Poland has done, the Polish people have done extraordinary things in their generosity towards so many refugees from Ukraine.  And Poland has been instrumental in the work that everyone has done to help Ukraine deal with the Russian aggression.  Our Alliance in NATO could not be stronger, and we are working together to strengthen NATO going forward, to strengthen its defensive capacity, to implement the Strategic Concept that we’ve all agreed on.  And of course, Poland’s in the leadership of the OSCE at a critical time, and that too we very much applaud.

So on these critical security issues but also our own bilateral relationship, these could not be stronger, and I’m grateful for the opportunity to continue the conversation, the dialogue on these and many other issues.  So welcome, Zbigniew.

FOREIGN MINISTER RAU:  Thank you.  Thank you, Tony.  It’s my honor and my pleasure to be back in Washington, D.C.  Last time when I was visiting you, it was almost on the eve of Russian —


FOREIGN MINISTER RAU:  — aggression against Ukraine.  We didn’t expect that.  Nevertheless, when it came to this very tragic event, we, as Allies, as NATO members, showed firmness, resilience, and determination in the defense of our common values.  And this is, above all, what is uniting Poland and the U.S.  Needless to say that traditionally Poland considers the United States our closest ally, and the tradition of our friendship is as – as old as the history of the United States.  But I’m absolutely sure that right now our bilateral relations are as strong as never – as never before.  Nevertheless, I’m also sure that the best time in our bilateral relations is still ahead of us.

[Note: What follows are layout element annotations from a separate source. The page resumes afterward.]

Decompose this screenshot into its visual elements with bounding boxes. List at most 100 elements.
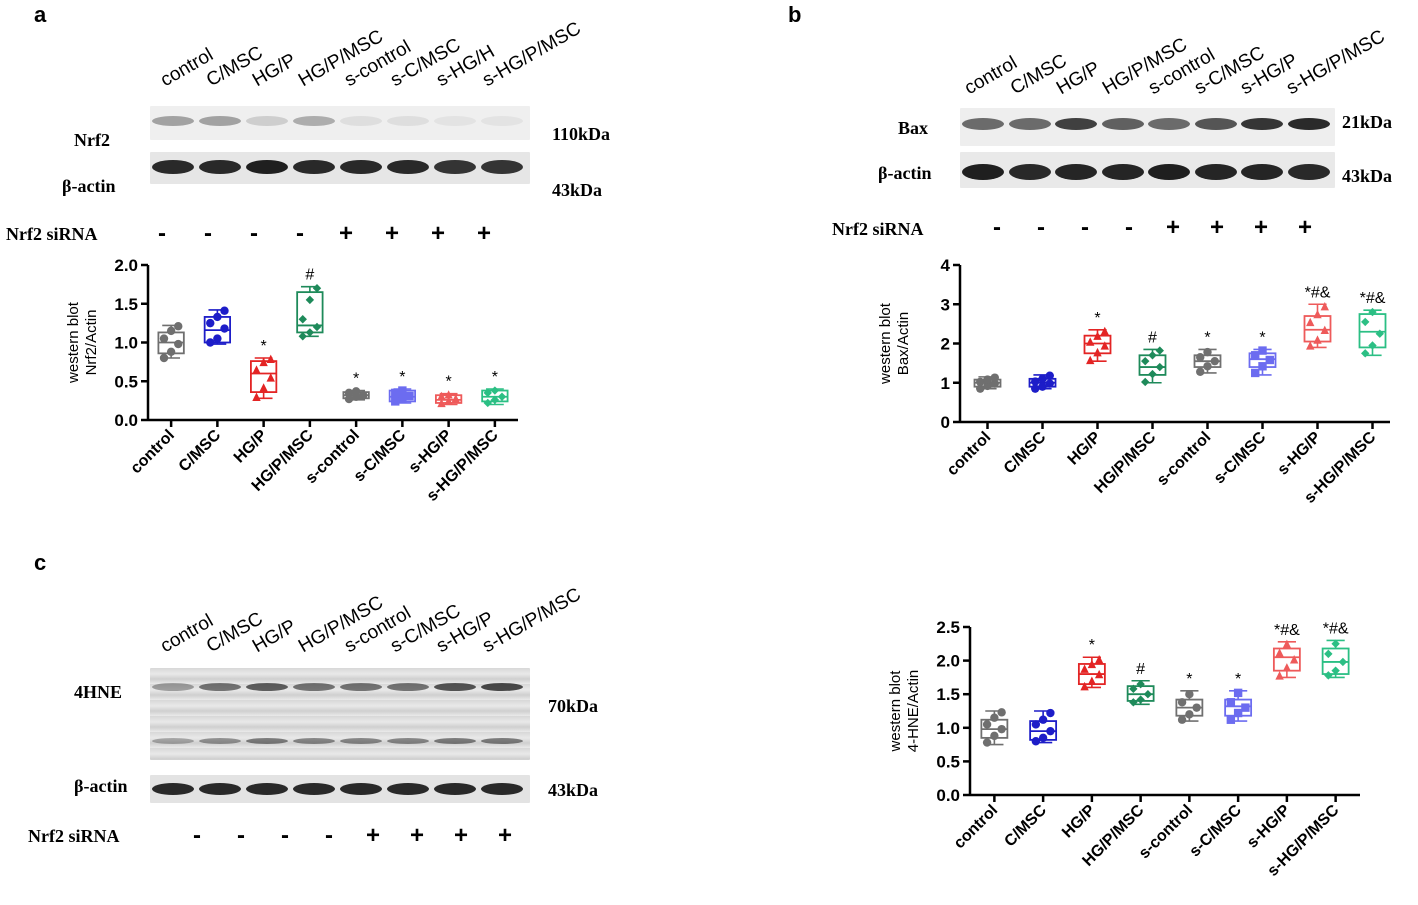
sirna-sign: -: [237, 822, 245, 849]
data-point: [312, 284, 322, 293]
data-point: [1177, 698, 1187, 707]
significance-label: *: [1259, 329, 1265, 346]
data-point: [220, 324, 229, 333]
x-tick-label: C/MSC: [1001, 428, 1050, 477]
size-label-actin-a: 43kDa: [552, 180, 603, 200]
significance-label: *: [492, 369, 498, 386]
significance-label: *: [1186, 671, 1192, 688]
lane-label: control: [157, 44, 217, 92]
blot-band: [1287, 118, 1330, 130]
chart-svg: 0.0 0.5 1.0 1.5 2.0 western blot Nrf2/Actin con…: [65, 256, 518, 505]
sirna-sign: +: [1165, 214, 1180, 241]
chart-svg: 0.0 0.5 1.0 1.5 2.0 2.5 western blot 4-HNE/Acti…: [887, 618, 1360, 880]
data-point: [1258, 362, 1267, 371]
data-point: [1275, 648, 1284, 657]
data-point: [1094, 655, 1104, 664]
blot-band: [293, 116, 335, 126]
y-axis-label: 4-HNE/Actin: [905, 670, 922, 753]
data-point: [1094, 669, 1104, 679]
data-point: [1275, 671, 1284, 680]
data-point: [997, 724, 1006, 734]
blot-band: [246, 738, 288, 744]
data-point: [1031, 720, 1041, 729]
blot-band: [434, 160, 476, 174]
blot-band: [199, 116, 241, 126]
data-point: [1100, 326, 1109, 336]
blot-band: [199, 160, 241, 174]
data-point: [1087, 676, 1097, 685]
data-point: [1080, 664, 1089, 673]
data-point: [990, 379, 999, 388]
chart-svg: 0 1 2 3 4 western blot Bax/Actin control C/MSC * H…: [877, 256, 1400, 507]
blot-band: [1055, 118, 1097, 130]
data-point: [159, 353, 169, 363]
data-point: [174, 339, 183, 349]
data-point: [259, 383, 268, 392]
blot-band: [340, 783, 382, 795]
data-point: [391, 388, 400, 398]
data-point: [305, 295, 315, 305]
data-point: [1038, 733, 1048, 743]
blot-band: [481, 783, 523, 795]
blot-band: [293, 683, 335, 691]
data-point: [1361, 317, 1370, 327]
significance-label: *: [1094, 310, 1100, 327]
data-point: [1361, 349, 1370, 358]
y-tick-label: 0.0: [114, 411, 138, 430]
blot-band: [387, 160, 429, 174]
data-point: [990, 731, 999, 741]
sirna-sign: -: [193, 822, 201, 849]
y-tick-label: 1: [941, 374, 950, 393]
data-point: [1320, 325, 1329, 334]
x-tick-label: s-C/MSC: [1186, 801, 1245, 860]
data-point: [1210, 356, 1219, 366]
blot-band: [1008, 118, 1051, 130]
significance-label: *#&: [1305, 284, 1331, 301]
data-point: [1046, 726, 1055, 736]
data-point: [483, 388, 492, 398]
blot-band: [1101, 118, 1144, 130]
blot-band: [1241, 164, 1283, 180]
data-point: [259, 357, 268, 367]
data-point: [398, 386, 407, 395]
x-tick-label: s-control: [1154, 429, 1214, 489]
data-point: [1258, 346, 1267, 355]
data-point: [359, 391, 368, 400]
data-point: [1320, 302, 1329, 311]
sirna-sign: -: [250, 220, 258, 247]
data-point: [990, 713, 999, 722]
blot-label-nrf2: Nrf2: [74, 130, 110, 150]
data-point: [252, 392, 261, 401]
data-point: [1093, 331, 1102, 340]
data-point: [351, 387, 361, 396]
data-point: [1155, 362, 1164, 372]
sirna-sign: -: [993, 214, 1001, 241]
significance-label: *: [1235, 671, 1241, 688]
y-tick-label: 4: [941, 256, 951, 275]
sirna-sign: +: [409, 822, 424, 849]
data-point: [982, 720, 992, 729]
data-point: [1226, 698, 1236, 707]
data-point: [490, 386, 500, 395]
data-point: [266, 373, 275, 382]
sirna-label-a: Nrf2 siRNA: [6, 224, 98, 244]
y-tick-label: 2.0: [114, 256, 138, 275]
sirna-sign: -: [204, 220, 212, 247]
blot-band: [434, 116, 476, 126]
sirna-sign: +: [497, 822, 512, 849]
data-point: [1031, 377, 1040, 386]
x-tick-label: HG/P: [231, 427, 271, 467]
lane-label: control: [157, 610, 217, 658]
y-tick-label: 0: [941, 413, 950, 432]
data-point: [483, 398, 492, 408]
data-point: [976, 377, 985, 387]
blot-band: [962, 118, 1004, 130]
data-point: [1251, 351, 1260, 360]
sirna-sign: +: [338, 220, 353, 247]
data-point: [213, 334, 222, 343]
blot-band: [387, 783, 429, 795]
significance-label: *: [399, 369, 405, 386]
significance-label: *: [1089, 637, 1095, 654]
sirna-sign: +: [384, 220, 399, 247]
data-point: [1045, 379, 1054, 388]
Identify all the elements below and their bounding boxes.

So this is the reason why I’m so excited we’re coming here and look forward to our discussions concerning our future cooperation in many, many dimensions – political, military, certainly economic – it’s enough to mention our cooperation by – with launching our nuclear power program.


FOREIGN MINISTER RAU:  And there are many, many other ties that connect our two states and is also very important – our two societies.

SECRETARY BLINKEN:  Thank you, my friend.  Welcome.  Thanks, everyone.